企業の経済活動における費用(経費)は、大きく固定費と変動費にわけられます。
事業を行う場所を確保して設備を整え、人を雇っていれば、例え売上がなくても一定の費用が発生します。
そのように売上が上がる・上がらないにかかわらず、必ず発生する費用が固定費です。固定費には水道光熱費や人件費、家賃、減価償却費などがあります。
一方で、変動費は売上の増減に比例して上がったり下がったりする費用です。
例えば、仕入原価や原材料費、商品の容器や梱包資材などがあります。
商品の運搬にかかる費用や販売にかかる手数料なども売上によって増減するため変動費として扱われます。

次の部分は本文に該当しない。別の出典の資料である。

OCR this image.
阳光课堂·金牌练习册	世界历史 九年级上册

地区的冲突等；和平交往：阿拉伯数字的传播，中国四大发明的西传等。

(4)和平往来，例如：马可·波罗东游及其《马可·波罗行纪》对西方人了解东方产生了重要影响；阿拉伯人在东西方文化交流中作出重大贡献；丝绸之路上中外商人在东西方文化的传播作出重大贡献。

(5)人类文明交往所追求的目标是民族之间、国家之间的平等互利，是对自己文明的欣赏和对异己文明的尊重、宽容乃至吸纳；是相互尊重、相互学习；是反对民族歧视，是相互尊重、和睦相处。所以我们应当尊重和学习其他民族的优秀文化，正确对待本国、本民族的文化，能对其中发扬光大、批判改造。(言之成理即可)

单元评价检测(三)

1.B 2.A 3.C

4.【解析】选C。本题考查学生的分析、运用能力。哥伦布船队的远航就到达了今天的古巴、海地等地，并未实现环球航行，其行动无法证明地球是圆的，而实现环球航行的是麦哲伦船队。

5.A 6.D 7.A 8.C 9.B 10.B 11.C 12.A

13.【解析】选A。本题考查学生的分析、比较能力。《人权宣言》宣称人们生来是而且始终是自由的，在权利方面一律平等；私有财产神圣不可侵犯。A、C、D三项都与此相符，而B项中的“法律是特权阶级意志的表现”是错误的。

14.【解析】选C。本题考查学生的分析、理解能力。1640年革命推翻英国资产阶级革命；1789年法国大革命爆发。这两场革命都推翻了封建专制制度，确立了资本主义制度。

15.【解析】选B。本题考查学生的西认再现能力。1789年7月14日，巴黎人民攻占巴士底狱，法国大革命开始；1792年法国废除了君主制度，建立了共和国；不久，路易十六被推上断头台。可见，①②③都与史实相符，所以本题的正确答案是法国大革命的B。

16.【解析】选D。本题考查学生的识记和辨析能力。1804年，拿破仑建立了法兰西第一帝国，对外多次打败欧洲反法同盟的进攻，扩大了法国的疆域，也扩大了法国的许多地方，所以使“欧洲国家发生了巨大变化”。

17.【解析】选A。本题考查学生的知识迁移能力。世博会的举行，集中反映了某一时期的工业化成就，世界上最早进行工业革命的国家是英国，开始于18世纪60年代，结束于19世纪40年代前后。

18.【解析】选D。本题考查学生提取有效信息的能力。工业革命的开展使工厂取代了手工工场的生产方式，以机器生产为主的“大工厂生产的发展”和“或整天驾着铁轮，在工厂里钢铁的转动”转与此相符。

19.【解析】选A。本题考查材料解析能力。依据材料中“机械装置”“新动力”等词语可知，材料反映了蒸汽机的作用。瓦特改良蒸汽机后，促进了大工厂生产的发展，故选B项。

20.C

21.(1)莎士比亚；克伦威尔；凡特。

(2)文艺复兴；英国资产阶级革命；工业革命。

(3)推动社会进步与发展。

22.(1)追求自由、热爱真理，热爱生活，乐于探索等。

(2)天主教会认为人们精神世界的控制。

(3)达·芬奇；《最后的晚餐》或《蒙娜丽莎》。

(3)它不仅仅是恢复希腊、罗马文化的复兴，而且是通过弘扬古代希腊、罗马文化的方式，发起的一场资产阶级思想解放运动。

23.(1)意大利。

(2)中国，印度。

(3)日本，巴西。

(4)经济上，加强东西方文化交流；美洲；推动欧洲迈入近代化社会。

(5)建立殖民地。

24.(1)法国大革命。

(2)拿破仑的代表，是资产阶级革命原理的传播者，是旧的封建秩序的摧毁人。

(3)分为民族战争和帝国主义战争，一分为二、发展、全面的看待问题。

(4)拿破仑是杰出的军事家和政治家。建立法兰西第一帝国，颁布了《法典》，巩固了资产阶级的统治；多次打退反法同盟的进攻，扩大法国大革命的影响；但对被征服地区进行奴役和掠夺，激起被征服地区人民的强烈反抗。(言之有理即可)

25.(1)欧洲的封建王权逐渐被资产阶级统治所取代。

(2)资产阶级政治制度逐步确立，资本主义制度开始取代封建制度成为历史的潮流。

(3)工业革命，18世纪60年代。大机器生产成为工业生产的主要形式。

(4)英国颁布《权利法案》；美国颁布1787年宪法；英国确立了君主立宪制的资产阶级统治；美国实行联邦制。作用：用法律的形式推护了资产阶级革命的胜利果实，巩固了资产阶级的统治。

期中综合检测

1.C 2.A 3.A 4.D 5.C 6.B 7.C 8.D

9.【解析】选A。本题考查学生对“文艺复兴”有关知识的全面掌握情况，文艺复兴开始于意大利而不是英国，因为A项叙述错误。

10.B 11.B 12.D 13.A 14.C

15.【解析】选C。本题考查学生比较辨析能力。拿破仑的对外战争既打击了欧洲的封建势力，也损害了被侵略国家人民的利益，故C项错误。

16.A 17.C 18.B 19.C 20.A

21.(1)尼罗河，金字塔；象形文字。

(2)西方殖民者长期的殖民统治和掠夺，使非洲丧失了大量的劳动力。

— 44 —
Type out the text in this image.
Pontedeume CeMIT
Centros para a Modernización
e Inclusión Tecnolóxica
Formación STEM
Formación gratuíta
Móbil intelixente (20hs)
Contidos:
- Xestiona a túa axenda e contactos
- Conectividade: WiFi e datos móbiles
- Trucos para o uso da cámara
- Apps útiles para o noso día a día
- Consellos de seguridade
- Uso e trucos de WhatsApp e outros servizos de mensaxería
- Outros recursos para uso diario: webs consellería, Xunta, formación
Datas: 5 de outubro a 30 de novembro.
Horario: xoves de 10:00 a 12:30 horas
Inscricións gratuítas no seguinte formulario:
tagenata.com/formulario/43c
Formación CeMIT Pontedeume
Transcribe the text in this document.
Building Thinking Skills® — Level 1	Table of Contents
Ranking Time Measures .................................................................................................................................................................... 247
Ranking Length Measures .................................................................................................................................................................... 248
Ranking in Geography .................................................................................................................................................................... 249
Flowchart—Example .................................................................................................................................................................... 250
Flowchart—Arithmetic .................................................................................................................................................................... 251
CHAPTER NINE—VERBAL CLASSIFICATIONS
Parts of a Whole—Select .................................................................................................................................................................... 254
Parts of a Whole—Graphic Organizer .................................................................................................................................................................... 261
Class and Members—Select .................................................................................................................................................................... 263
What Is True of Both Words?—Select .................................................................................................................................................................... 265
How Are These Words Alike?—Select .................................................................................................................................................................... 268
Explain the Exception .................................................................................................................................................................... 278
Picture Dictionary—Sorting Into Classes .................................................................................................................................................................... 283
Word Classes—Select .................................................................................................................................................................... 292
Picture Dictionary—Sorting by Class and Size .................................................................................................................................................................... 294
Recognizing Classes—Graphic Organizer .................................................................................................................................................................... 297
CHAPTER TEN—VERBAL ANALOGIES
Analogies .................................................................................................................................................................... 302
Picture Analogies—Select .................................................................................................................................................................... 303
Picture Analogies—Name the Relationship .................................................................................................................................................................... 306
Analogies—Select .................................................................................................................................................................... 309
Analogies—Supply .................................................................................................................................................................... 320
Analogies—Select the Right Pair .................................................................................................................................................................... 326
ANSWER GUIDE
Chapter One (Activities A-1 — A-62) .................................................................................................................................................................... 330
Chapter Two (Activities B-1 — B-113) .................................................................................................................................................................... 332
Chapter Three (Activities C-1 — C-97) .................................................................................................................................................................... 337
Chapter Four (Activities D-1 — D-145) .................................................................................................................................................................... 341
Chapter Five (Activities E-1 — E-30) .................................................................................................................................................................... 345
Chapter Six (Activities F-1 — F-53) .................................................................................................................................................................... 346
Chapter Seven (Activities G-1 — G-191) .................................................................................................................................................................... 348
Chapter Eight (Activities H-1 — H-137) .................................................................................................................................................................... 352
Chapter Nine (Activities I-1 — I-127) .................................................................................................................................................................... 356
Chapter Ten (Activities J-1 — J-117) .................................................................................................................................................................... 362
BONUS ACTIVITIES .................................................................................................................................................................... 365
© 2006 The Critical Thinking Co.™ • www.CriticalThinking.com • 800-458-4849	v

ただし、固定費と変動費は厳密に分類されているわけではありません。
例えば、通常は固定費に分類されることが多い人件費も、派遣スタッフの場合は売上に比例する費用とみなされ、変動費として扱われることがあります。
限界利益率にかかわってくるのは変動費のほうです。
売上から変動費を差し引いて残った利益が限界利益で、売上に占める限界利益の割合が限界利益率です。
この限界利益には、まだ固定費が含まれています。もし、限界利益で固定費を支払うことができなければ赤字になります。
逆に限界利益がプラスならば、固定費を回収して営業利益を出すことができます。
限界利益と営業利益の違い
限界利益と混同しやすいのが営業利益です。限界利益と営業利益の違いは、利益額から固定費を引いているかどうかです。
限界利益から営業利益を求める場合には、限界利益の計算結果から固定費を引く必要があります。
一般的に「赤字」というと、営業利益がマイナスの状態を指しますが、固定費は受注の増減の影響を受けないので、
限界利益が黒字であれば「販売する商品の数を増やすか、固定費を削減するか」によって営業利益も黒字に転じる可能性が十分にあります。
事業の継続や商品の販売方法、経費を見直す際には、営業利益以上に限界利益に注目することが大切です。
限界利益率の計算方法
限界利益率を計算するためには、まず変動費率を計算する必要があります。
変動費率は売上高のうち変動費が何割占めているか示すもので、「(変動費÷売上高)×100」が計算式です。
そして、100%から変動率を引くことで、限界利益率を算出することができます。
売上高120万円、変動費30万円の企業で具体例をみてみると以下のようになります。
・変動費率:30万円÷120万円×100=25%
・限界利益率:100―25=75%
限界利益率は売上に占める限界利益の割合ですから、「限界利益(売上高-変動費)÷売上高×100」の計算式でも算出することができます。
・限界利益率:(120万円―30万円)÷120万円×100=75%
部門ごとの限界利益と限界利益率を計算すれば、収益性の高い部門と低い部門の見極めが可能です。
現状を把握することでどの部門に収益アップのテコ入れが必要なのか、撤退を考えた方がよいのかなどの問題点を見つけることができるでしょう。
逆に限界利益率を理解していなければ、事業を展開するほど赤字がかさむという事態も招きかねません。
ちなみに、限界利益が固定費と同額になるポイントは損益分岐点と呼ばれ、ちょうど売上から変動費も固定費も回収できて利益も損失も出ない差し引きゼロの状態です。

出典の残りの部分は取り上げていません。